В течение нескольких месяцев ничего не происходило. Обе супружеские пары, Женсана и Ригау, жили, по всей видимости, без забот. До тех пор, пока и Пере Ригау, и Пилар де Женсана не признали, что единственной настоящей причиной их внезапного пристрастия к походам в церковь является возможность встретиться глазами, чтобы по невидимой нити, протянутой между взглядами, послать друг другу вопрос: «Ответишь ли ты мне взаимностью?» Пока не пришел тот день, когда от трения этих взглядов полетели такие искры в темноте собора, что, выходя из базилики Святого Духа, они совершили первую оплошность, и прямо на глазах супругов обоих влюбленных Пилар пригласила чету Ригау выпить кофе у них дома.

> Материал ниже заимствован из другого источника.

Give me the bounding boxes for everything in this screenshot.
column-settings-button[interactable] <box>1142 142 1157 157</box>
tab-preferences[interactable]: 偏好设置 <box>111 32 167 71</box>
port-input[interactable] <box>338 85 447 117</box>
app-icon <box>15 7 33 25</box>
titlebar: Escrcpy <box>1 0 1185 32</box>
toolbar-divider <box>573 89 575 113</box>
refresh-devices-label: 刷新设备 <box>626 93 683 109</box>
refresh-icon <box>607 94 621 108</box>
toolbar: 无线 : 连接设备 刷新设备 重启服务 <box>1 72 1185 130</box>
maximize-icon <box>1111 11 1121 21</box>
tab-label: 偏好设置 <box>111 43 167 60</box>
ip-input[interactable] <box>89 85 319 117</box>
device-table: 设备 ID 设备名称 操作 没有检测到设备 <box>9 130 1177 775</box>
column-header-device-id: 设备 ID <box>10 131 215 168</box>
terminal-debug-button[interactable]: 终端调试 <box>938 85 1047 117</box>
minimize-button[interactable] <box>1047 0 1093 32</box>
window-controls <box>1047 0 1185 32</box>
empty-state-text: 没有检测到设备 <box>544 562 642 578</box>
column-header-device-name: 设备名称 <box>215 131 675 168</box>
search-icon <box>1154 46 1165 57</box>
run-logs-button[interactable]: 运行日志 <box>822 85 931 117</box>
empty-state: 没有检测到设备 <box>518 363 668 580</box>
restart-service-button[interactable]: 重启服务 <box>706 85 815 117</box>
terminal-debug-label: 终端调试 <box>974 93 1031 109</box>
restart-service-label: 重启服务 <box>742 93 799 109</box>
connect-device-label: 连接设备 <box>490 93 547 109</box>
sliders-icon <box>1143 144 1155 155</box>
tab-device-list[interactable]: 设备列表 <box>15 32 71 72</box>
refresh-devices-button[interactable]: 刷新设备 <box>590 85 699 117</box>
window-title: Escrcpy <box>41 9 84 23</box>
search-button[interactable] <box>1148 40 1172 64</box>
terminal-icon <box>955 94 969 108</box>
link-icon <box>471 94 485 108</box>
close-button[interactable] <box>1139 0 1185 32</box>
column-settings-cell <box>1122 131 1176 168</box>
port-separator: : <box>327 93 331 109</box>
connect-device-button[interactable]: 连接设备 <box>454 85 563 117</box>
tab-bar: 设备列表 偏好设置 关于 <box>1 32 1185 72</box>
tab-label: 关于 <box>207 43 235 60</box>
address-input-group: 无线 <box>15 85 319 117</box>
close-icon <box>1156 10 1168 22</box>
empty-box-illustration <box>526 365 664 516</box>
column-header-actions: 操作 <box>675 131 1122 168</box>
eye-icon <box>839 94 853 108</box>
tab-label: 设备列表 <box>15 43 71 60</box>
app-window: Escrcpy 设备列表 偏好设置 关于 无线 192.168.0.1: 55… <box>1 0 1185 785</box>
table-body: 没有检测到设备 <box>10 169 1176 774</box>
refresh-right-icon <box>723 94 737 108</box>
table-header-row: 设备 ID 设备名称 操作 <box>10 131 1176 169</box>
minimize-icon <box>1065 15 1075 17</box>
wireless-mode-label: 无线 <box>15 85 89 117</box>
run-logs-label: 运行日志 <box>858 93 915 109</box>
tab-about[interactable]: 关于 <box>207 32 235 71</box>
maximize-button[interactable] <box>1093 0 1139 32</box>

После этого все пошло как по маслу. Первое свидание на людях ведет и к первому тайному свиданию. Это произошло в тот самый момент, когда обе супружеские пары прогуливались возле пруда в саду, откушав кофе с пирожными, и дон Маур остановился, чтобы полюбоваться на двух равнодушных лебедей вместе с некрасивой и туповатой (по мнению доньи Пилар) сеньорой Ригау, и прочел ей на одном дыхании сонет и секстину, посвященные радужным бликам на поверхности пруда в вечернем саду Женсана. А сеньора Ригау (чувствительная и тонкая, по мнению дона Маура) с удовольствием ему внимала, закрыв глаза и покачивая головой. И тогда Пере и Пилар ненадолго остались одни.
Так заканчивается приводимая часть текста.